As we have mentioned in another post, CauseACTION has had a long and varied journey… but one that was always predicated on action and our belief that we could “move the needle”.

One of the great tools in informing and moving people to action is film.

In 2013, CauseACTION’s Founder, Rich Lepoutre of “Rich’s Rants” became more involved with helping Gold Star Families and the very particular and painful trial that they endure when their Fallen Hero loved ones are taken from their lives in conflict.

That passion, led me to one of the great friendships and blessings in my life, my good friend and (now) CauseACTION-affiliated Founder of Dreyfus Films where I now function as Chief Executive Officer.

Jimmy and I were brought together through another good man and friend who recognized the passion both Jimmy and I had for film and the opportunity to tell an important Gold Star Family story written by Jimmy. We were not alone.

And so like many other things, the difference between being “aware” or “saying it” lies in doing it. And low-and-behold, when you try… and try again even, something good and great can and does happen.

What happened is an important story told in our film “The Fence”.

When I nervously had the opportunity to show the film to Bonnie Carroll, herself a Gold Star Wife, former White House West Wing Official and head of one of the most prominent Gold Star Family organizations in the country, she and her right-hand team member (also a Gold Star Family Sister) turned slowly my way. “How did you even manage to do this,?” she asked (as neither Jimmy nor I had served).

“I am not entirely sure” I responded, “we just did the very best we knew how… just like you, your Gold Star Families and our men and women in the field do their very best”.

The following Memorial Day Weekend, Jimmy and I were honored to show the movie for all three days of the Memorial Day long weekend at Arlington National Cemetery.

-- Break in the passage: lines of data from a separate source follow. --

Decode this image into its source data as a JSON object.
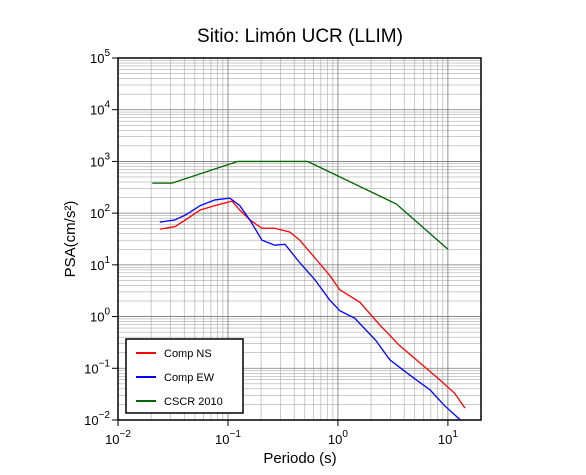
{
  "chart_data": {
    "type": "line",
    "title": "Sitio: Limón UCR (LLIM)",
    "x_label": "Periodo (s)",
    "y_label": "PSA(cm/s²)",
    "log_x": true,
    "log_y": true,
    "grid": true,
    "legend": "lower left",
    "xlim": [
      0.01,
      20
    ],
    "ylim": [
      0.01,
      100000
    ],
    "xticks": [
      {
        "value": 0.01,
        "label": "10",
        "exponent": "−2"
      },
      {
        "value": 0.1,
        "label": "10",
        "exponent": "−1"
      },
      {
        "value": 1,
        "label": "10",
        "exponent": "0"
      },
      {
        "value": 10,
        "label": "10",
        "exponent": "1"
      }
    ],
    "yticks": [
      {
        "value": 0.01,
        "label": "10",
        "exponent": "−2"
      },
      {
        "value": 0.1,
        "label": "10",
        "exponent": "−1"
      },
      {
        "value": 1,
        "label": "10",
        "exponent": "0"
      },
      {
        "value": 10,
        "label": "10",
        "exponent": "1"
      },
      {
        "value": 100,
        "label": "10",
        "exponent": "2"
      },
      {
        "value": 1000,
        "label": "10",
        "exponent": "3"
      },
      {
        "value": 10000,
        "label": "10",
        "exponent": "4"
      },
      {
        "value": 100000,
        "label": "10",
        "exponent": "5"
      }
    ],
    "series": [
      {
        "name": "Comp NS",
        "color": "#ff0000",
        "x": [
          0.024,
          0.033,
          0.041,
          0.056,
          0.076,
          0.109,
          0.128,
          0.158,
          0.204,
          0.267,
          0.366,
          0.45,
          0.62,
          0.84,
          1.04,
          1.58,
          2.4,
          3.6,
          5.5,
          8.5,
          11.5,
          14.3
        ],
        "values": [
          49,
          55,
          74,
          115,
          140,
          171,
          115,
          74,
          51,
          51,
          43,
          30,
          13.5,
          6.3,
          3.3,
          1.9,
          0.69,
          0.28,
          0.13,
          0.059,
          0.033,
          0.017
        ]
      },
      {
        "name": "Comp EW",
        "color": "#0000ff",
        "x": [
          0.024,
          0.033,
          0.041,
          0.056,
          0.076,
          0.104,
          0.128,
          0.158,
          0.204,
          0.267,
          0.33,
          0.45,
          0.62,
          0.84,
          1.04,
          1.42,
          2.2,
          2.97,
          4.5,
          6.9,
          9.3,
          13
        ],
        "values": [
          67,
          74,
          92,
          140,
          180,
          195,
          140,
          74,
          30,
          24,
          25,
          11,
          5.1,
          2.1,
          1.3,
          0.93,
          0.35,
          0.145,
          0.074,
          0.038,
          0.019,
          0.01
        ]
      },
      {
        "name": "CSCR 2010",
        "color": "#006400",
        "x": [
          0.0205,
          0.031,
          0.123,
          0.53,
          3.4,
          10
        ],
        "values": [
          380,
          380,
          1000,
          1000,
          150,
          20
        ]
      }
    ]
  }
}
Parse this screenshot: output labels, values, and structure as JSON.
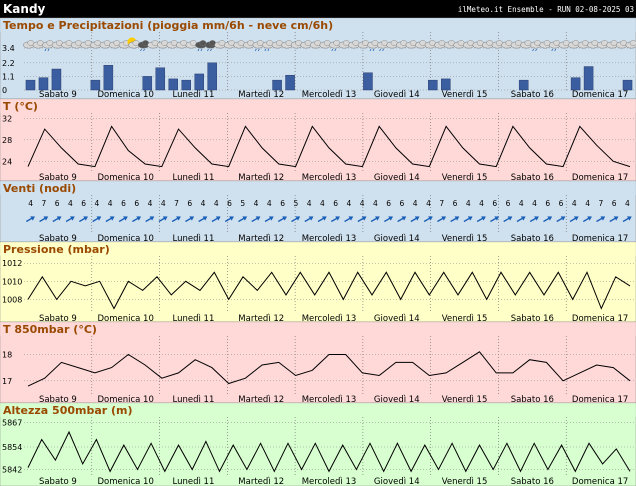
{
  "header": {
    "location": "Kandy",
    "run_info": "ilMeteo.it Ensemble - RUN 02-08-2025 03"
  },
  "days": [
    "Sabato 9",
    "Domenica 10",
    "Lunedì 11",
    "Martedì 12",
    "Mercoledì 13",
    "Giovedì 14",
    "Venerdì 15",
    "Sabato 16",
    "Domenica 17"
  ],
  "weather_icons": [
    "cloud-icon",
    "cloud-icon",
    "cloud-rain-icon",
    "cloud-icon",
    "cloud-icon",
    "cloud-icon",
    "cloud-icon",
    "cloud-icon",
    "cloud-icon",
    "cloud-icon",
    "cloud-icon",
    "sun-cloud-icon",
    "storm-cloud-icon",
    "cloud-icon",
    "cloud-icon",
    "cloud-icon",
    "cloud-icon",
    "cloud-icon",
    "storm-cloud-icon",
    "storm-cloud-icon",
    "cloud-icon",
    "cloud-icon",
    "cloud-icon",
    "cloud-icon",
    "cloud-rain-icon",
    "cloud-rain-icon",
    "cloud-icon",
    "cloud-icon",
    "cloud-icon",
    "cloud-icon",
    "cloud-icon",
    "cloud-icon",
    "cloud-rain-icon",
    "cloud-icon",
    "cloud-icon",
    "cloud-icon",
    "cloud-rain-icon",
    "cloud-rain-icon",
    "cloud-icon",
    "cloud-icon",
    "cloud-icon",
    "cloud-icon",
    "cloud-icon",
    "cloud-icon",
    "cloud-icon",
    "cloud-icon",
    "cloud-icon",
    "cloud-icon",
    "cloud-icon",
    "cloud-icon",
    "cloud-icon",
    "cloud-icon",
    "cloud-icon",
    "cloud-rain-icon",
    "cloud-icon",
    "cloud-rain-icon",
    "cloud-icon",
    "cloud-icon",
    "cloud-icon",
    "cloud-icon",
    "cloud-icon",
    "cloud-icon",
    "cloud-icon",
    "cloud-icon"
  ],
  "colors": {
    "precip_bg": "#cfe0ee",
    "temp_bg": "#ffd8d8",
    "wind_bg": "#cfe0ee",
    "press_bg": "#ffffc8",
    "t850_bg": "#ffd8d8",
    "z500_bg": "#d8ffd0",
    "bar": "#3a5ea0",
    "arrow": "#1a5fb8",
    "header_bg": "#000000"
  },
  "chart_data": [
    {
      "type": "bar",
      "title": "Tempo e Precipitazioni (pioggia mm/6h - neve cm/6h)",
      "yticks": [
        "3.4",
        "2.2",
        "1.1",
        "0"
      ],
      "ylim": [
        0,
        3.4
      ],
      "values": [
        0.8,
        1.0,
        1.7,
        0,
        0,
        0.8,
        2.0,
        0,
        0,
        1.1,
        1.8,
        0.9,
        0.8,
        1.3,
        2.2,
        0,
        0,
        0,
        0,
        0.8,
        1.2,
        0,
        0,
        0,
        0,
        0,
        1.4,
        0,
        0,
        0,
        0,
        0.8,
        0.9,
        0,
        0,
        0,
        0,
        0,
        0.8,
        0,
        0,
        0,
        1.0,
        1.9,
        0,
        0,
        0.8
      ]
    },
    {
      "type": "line",
      "title": "T (°C)",
      "yticks": [
        "32",
        "28",
        "24"
      ],
      "ylim": [
        22,
        33
      ],
      "values": [
        23,
        30,
        26.5,
        23.5,
        23,
        30.5,
        26,
        23.5,
        23,
        30,
        26.5,
        23.5,
        23,
        30.5,
        26.5,
        23.5,
        23,
        30.5,
        26.5,
        23.5,
        23,
        30.5,
        26.5,
        23.5,
        23,
        30.5,
        26.5,
        23.5,
        23,
        30.5,
        26.5,
        23.5,
        23,
        30.5,
        27,
        24,
        23
      ]
    },
    {
      "type": "table",
      "title": "Venti (nodi)",
      "speeds": [
        4,
        7,
        6,
        4,
        6,
        4,
        4,
        6,
        6,
        4,
        4,
        7,
        6,
        4,
        4,
        6,
        5,
        4,
        4,
        6,
        5,
        4,
        4,
        6,
        4,
        4,
        4,
        6,
        6,
        4,
        4,
        7,
        6,
        4,
        4,
        6,
        6,
        4,
        4,
        6,
        6,
        4,
        4,
        7,
        6,
        4
      ],
      "directions": [
        "NE",
        "NE",
        "NE",
        "NE",
        "NE",
        "NE",
        "NE",
        "NE",
        "NE",
        "NE",
        "NE",
        "NE",
        "NE",
        "NE",
        "NE",
        "NE",
        "NE",
        "NE",
        "NE",
        "NE",
        "NE",
        "NE",
        "NE",
        "NE",
        "NE",
        "NE",
        "NE",
        "NE",
        "NE",
        "NE",
        "NE",
        "NE",
        "NE",
        "NE",
        "NE",
        "NE",
        "NE",
        "NE",
        "NE",
        "NE",
        "NE",
        "NE",
        "NE",
        "NE",
        "NE",
        "NE"
      ]
    },
    {
      "type": "line",
      "title": "Pressione (mbar)",
      "yticks": [
        "1012",
        "1010",
        "1008"
      ],
      "ylim": [
        1006.5,
        1012.8
      ],
      "values": [
        1008,
        1010.5,
        1008,
        1010,
        1009.5,
        1010,
        1007,
        1010,
        1009,
        1010.5,
        1008.5,
        1010,
        1009,
        1011,
        1008,
        1010.5,
        1009,
        1011,
        1008.5,
        1011,
        1008.5,
        1011,
        1008,
        1011,
        1008.5,
        1011,
        1008,
        1011,
        1008.5,
        1011,
        1008.5,
        1011,
        1008,
        1011,
        1008.5,
        1011,
        1008.5,
        1011,
        1008,
        1011,
        1007,
        1010.5,
        1009.5
      ]
    },
    {
      "type": "line",
      "title": "T 850mbar (°C)",
      "yticks": [
        "18",
        "17"
      ],
      "ylim": [
        16.5,
        18.7
      ],
      "values": [
        16.8,
        17.1,
        17.7,
        17.5,
        17.3,
        17.5,
        18.0,
        17.6,
        17.1,
        17.3,
        17.8,
        17.5,
        16.9,
        17.1,
        17.6,
        17.7,
        17.2,
        17.4,
        18.0,
        18.0,
        17.3,
        17.2,
        17.7,
        17.7,
        17.2,
        17.3,
        17.7,
        18.1,
        17.3,
        17.3,
        17.8,
        17.7,
        17.0,
        17.3,
        17.6,
        17.5,
        17.0
      ]
    },
    {
      "type": "line",
      "title": "Altezza 500mbar (m)",
      "yticks": [
        "5867",
        "5854",
        "5842"
      ],
      "ylim": [
        5838,
        5870
      ],
      "values": [
        5843,
        5858,
        5847,
        5862,
        5845,
        5858,
        5841,
        5855,
        5842,
        5856,
        5841,
        5855,
        5842,
        5857,
        5841,
        5855,
        5842,
        5856,
        5841,
        5856,
        5842,
        5856,
        5841,
        5855,
        5842,
        5856,
        5841,
        5856,
        5841,
        5855,
        5842,
        5856,
        5841,
        5855,
        5842,
        5856,
        5841,
        5856,
        5842,
        5855,
        5841,
        5856,
        5845,
        5853,
        5841
      ]
    }
  ]
}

Barbecue never even crossed our minds. We were too busy trying not to cry.



For you “Filmies” out there or just those who wonder at the how, “The Fence” was shot entirely on the Connecticut Shoreline on what is referred to as a “pocket-lint” budget. The flashback battle scene you see in the trailer was shot at the local town dump. True that.

But know this – what made it believable were the half-dozen CT Army Reservist who had fought in Mosul during the particularly bad times in Iraq, a friend and actor from “The Sopranos”, a Middle School teacher and actor who had lost his leg in a car accident, a local naturalized citizen U.S. citizen from Iraq who owned the Subway franchise who fed the actors and crew and extraordinarily talented Film Editor who lives nearby and the old-fashioned faith and guts of a guy who I am proud to call my friend, Jimmy Driscoll.

My point is this – The Fence would be shown at Arlington National Cemetery during a Memorial Day Weekend only because as Yoda famously said to young Luke Skywalker: “Do, not say”. You are no less capable to move the needle in your way just as soon as you decide to do so.